The multiplicity of Mme. de Staël's writings earned for her the sobriquet of "the female Voltaire." She began to write when most girls of her age are still in pinafores; her early works are like the flights of a young eagle, betraying the fearless temerity of conscious power, combined with the inexperience of youth—she plunges into depths, and soars to heights of metaphysics and philosophy with all the audacity of untaught genius. The Influence of the Passions on the Happiness of Nations and Individuals is one of the most striking of those juvenile feats, and was quickly followed by others in the same field. Her novels are undoubtedly the first of her claims on enduring fame. Delphine is supposed to be Mme. de Staël as she was, and Corinne as she wished to be. They are both masterpieces of the romantic school prevalent in that day, and they both inaugurated a new reign in fiction. The closing years of the author's agitated life were devoted to the compilation of the volumes entitled Considerations on the French Revolution—a work of great magnitude, and which was intended to embrace the full exposition and justification of her father's policy and life, and a philosophical analysis of the theories of all known forms of government, as well as an elaborate history of the causes and effects of the Revolutionary crisis.
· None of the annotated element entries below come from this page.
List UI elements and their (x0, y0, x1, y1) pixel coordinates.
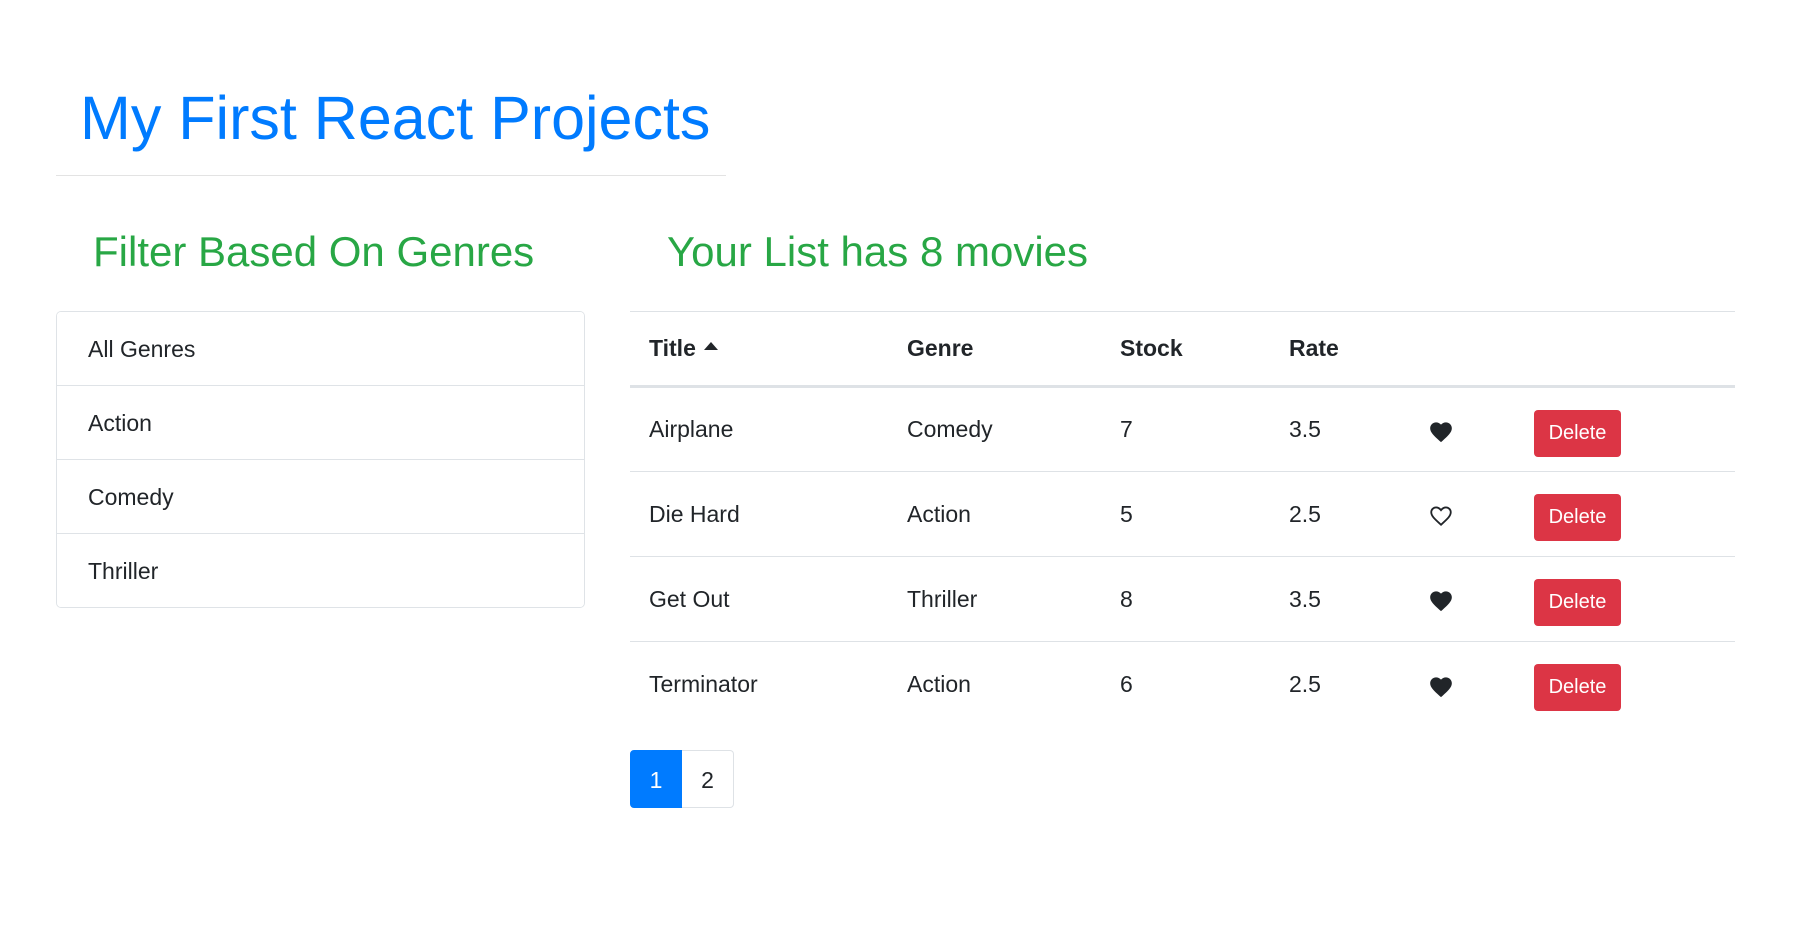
page: My First React Projects Filter Based On … (0, 0, 1810, 942)
movie-stock: 8 (1101, 556, 1270, 642)
caret-up-icon (703, 342, 718, 350)
movie-title: Get Out (630, 556, 888, 642)
movie-title: Die Hard (630, 471, 888, 557)
like-cell (1420, 471, 1525, 557)
movie-rate: 3.5 (1270, 386, 1420, 472)
movie-rate: 2.5 (1270, 471, 1420, 557)
heart-filled-icon[interactable] (1428, 588, 1454, 612)
page-link-2[interactable]: 2 (682, 750, 734, 808)
title-divider (56, 175, 726, 176)
delete-button[interactable]: Delete (1534, 664, 1621, 712)
movie-genre: Action (907, 670, 971, 697)
delete-button[interactable]: Delete (1534, 579, 1621, 626)
page-link-1[interactable]: 1 (630, 750, 682, 808)
genre-item-action[interactable]: Action (57, 386, 584, 460)
column-header-like (1420, 311, 1525, 388)
genre-item-comedy[interactable]: Comedy (57, 460, 584, 534)
pagination: 1 2 (630, 750, 734, 808)
movie-title: Terminator (649, 670, 758, 697)
genre-item-all-genres[interactable]: All Genres (57, 312, 584, 386)
table-header-row: Title Genre Stock Rate (630, 311, 1735, 388)
movies-table: Title Genre Stock Rate Airplane Comedy 7… (630, 311, 1735, 727)
movie-genre: Comedy (888, 386, 1101, 472)
movie-genre: Action (888, 471, 1101, 557)
action-cell: Delete (1525, 556, 1735, 642)
column-header-title[interactable]: Title (630, 311, 888, 388)
table-row: Terminator Action 6 2.5 Delete (630, 642, 1735, 727)
delete-button[interactable]: Delete (1534, 409, 1621, 457)
heart-filled-icon[interactable] (1428, 419, 1454, 443)
page-title: My First React Projects (80, 84, 711, 152)
genre-item-thriller[interactable]: Thriller (57, 534, 584, 607)
movie-title: Airplane (630, 386, 888, 472)
column-title-label: Title (649, 335, 696, 361)
column-header-genre[interactable]: Genre (888, 311, 1101, 388)
like-cell (1420, 556, 1525, 642)
like-cell (1420, 386, 1525, 472)
like-cell (1420, 642, 1525, 727)
movie-stock: 7 (1101, 386, 1270, 472)
genre-list: All Genres Action Comedy Thriller (56, 311, 585, 608)
table-row: Airplane Comedy 7 3.5 Delete (630, 386, 1735, 472)
heart-filled-icon[interactable] (1428, 674, 1454, 698)
action-cell: Delete (1525, 386, 1735, 472)
table-row: Die Hard Action 5 2.5 Delete (630, 471, 1735, 557)
action-cell: Delete (1525, 471, 1735, 557)
movie-genre: Thriller (888, 556, 1101, 642)
column-header-action (1525, 311, 1735, 388)
movie-rate: 3.5 (1270, 556, 1420, 642)
column-header-rate[interactable]: Rate (1270, 311, 1420, 388)
movie-stock: 5 (1101, 471, 1270, 557)
movie-count-heading: Your List has 8 movies (667, 228, 1089, 275)
column-header-stock[interactable]: Stock (1101, 311, 1270, 388)
heart-outline-icon[interactable] (1428, 503, 1454, 527)
action-cell: Delete (1525, 642, 1735, 727)
movie-stock: 6 (1120, 670, 1133, 697)
table-row: Get Out Thriller 8 3.5 Delete (630, 556, 1735, 642)
filter-heading: Filter Based On Genres (93, 228, 535, 275)
delete-button[interactable]: Delete (1534, 494, 1621, 541)
movie-rate: 2.5 (1289, 670, 1321, 697)
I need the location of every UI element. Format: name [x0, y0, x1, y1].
The plan was colossal in scope, and almost infinite in the variety of subjects it included; but death did not wait for her to finish it. Amongst her earliest literary productions we must not refuse a passing mention to her dramatic efforts. She was not twenty when Sophie and Jane Grey earned for her a place amongst the most mature and brilliant writers of the period. There is no doubt, if she had had leisure to pursue this vein, Mme. de Staël would have enriched the French language with some remarkable comedies and tragedies. Her works were collected after her death by the Baron de Staël, her son, and form a series of eighteen large volumes.
The interest of the subject has led us into a somewhat lengthy sketch of the life of this distinguished lady. French annals furnish a study, almost unique, of women who were models of all womanly virtues, and yet by their brilliancy, wit, and conversance with public affairs were fitted to be the advisers of rulers and statesmen. We are very far from wishing to see the sex drawn out of their proper sphere, but when by natural and acquired talents they evince a vocation for affairs of state, we think that governments may wisely accept their counsel, and that their services are worthy of permanent record.